Thursday is the 46th anniversary of the Soviet-led invasion of Czechoslovakia that crushed the Prague Spring reform movement, ushering in two decades of so-called normalisation. That traumatic event was commemorated at a ceremony at Czech Radio, scene of the most brutal repression in August 1968 – and comparisons were drawn with Russia’s actions today.
Senior officials and other dignitaries laid wreathes at the entrance of Czech Radio in central Prague in a commemorative event on Thursday morning. Czechoslovak Radio was a rallying point for the nation when the Soviet tanks rolled in, remaining one of the few sources of free information in the early hours of the occupation. A number of people were killed in fighting at and around the Radio building, including station staff.

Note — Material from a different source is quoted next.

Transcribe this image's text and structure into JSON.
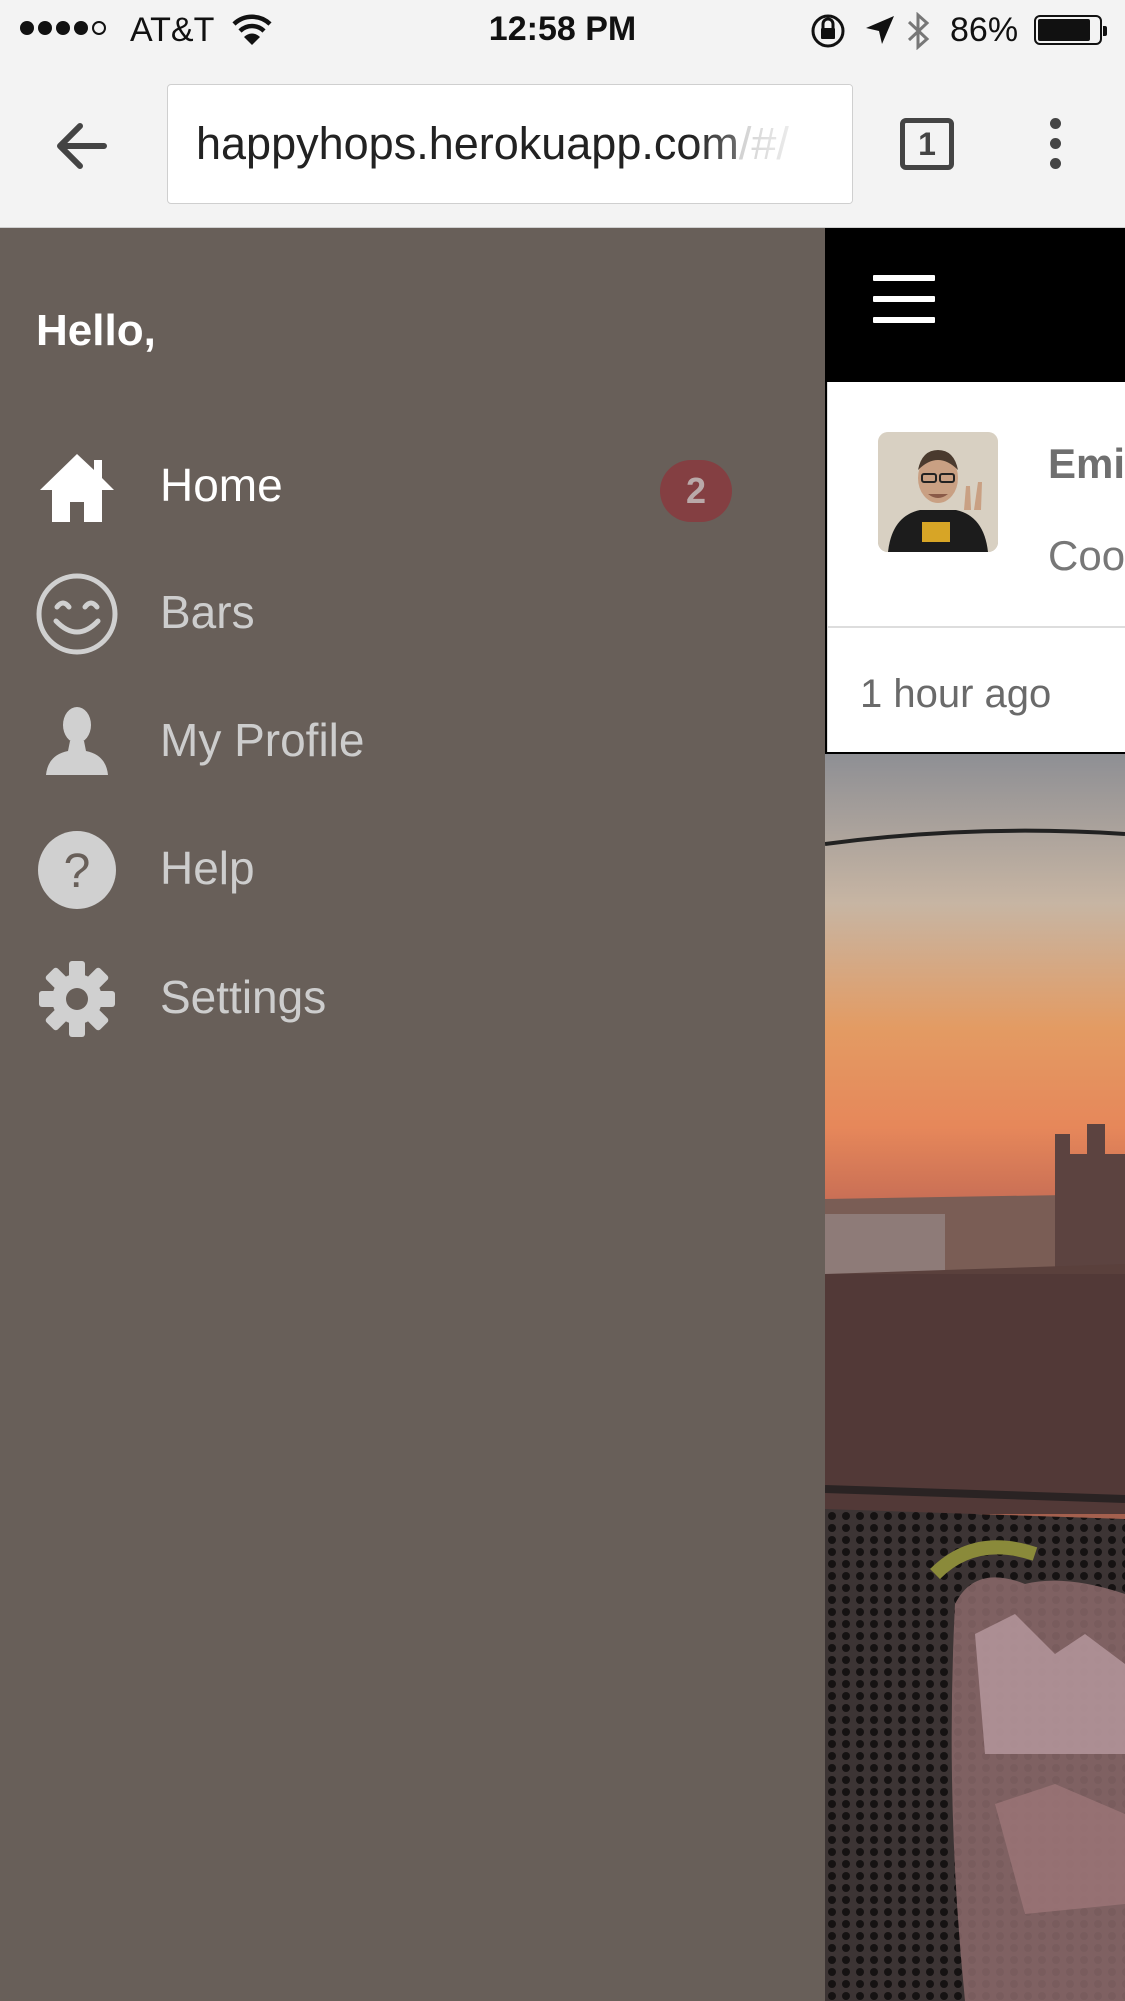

Among the speakers at Thursday’s memorial ceremony was Jan Hamáček, chairman of the Chamber of Deputies. He was yet to be born on August 21 1968, so what does that date evoke for him?
“The then leadership of Czechoslovakia had almost absolute support from the population and all their hopes were crushed by Soviet and other Warsaw Pact armies’ tanks and boots. The first thing that comes to my mind is this tragic shock that came to all who expected a third way, Socialism with a human face, something that they hoped for – and all these hopes were crushed.”
Culture Minister Daniel Herman was five in 1968 and has clear memories of the start of the occupation.
“I was in the city of České Budějovice in Southern Bohemia and I can remember the Russian tanks and the whole atmosphere, because it was something like a tragedy. I think that after the Second World War it was the most complicated and hard situation in our modern history.”
In his address, Mr. Herman drew attention to the activities of Russia today– something he says he has a clearer perspective on thanks to his own childhood experience of invasion.
“I think that there are a lot of parallels. It’s a real occupation of Ukraine, of the territory of Ukraine in Crimea. I think the situation even in Eastern Ukraine is very complicated and there is no question mark over the influence of Russia. I think it’s something that’s really… targeting the whole of Europe or the whole free world. It’s a very important moment for all of us. We have to be very careful, because something like that is absolutely unacceptable for democracy.”
Among those to place a wreath in front of Czech Radio was former gymnast Věra Čáslavská, now 72. She protested the invasion at the 1968 Olympics in Mexico City by lowering her eyes when the Soviet national anthem was played and was subsequently banned from travelling or attending sports events. Her name raised the biggest cheer on Thursday morning.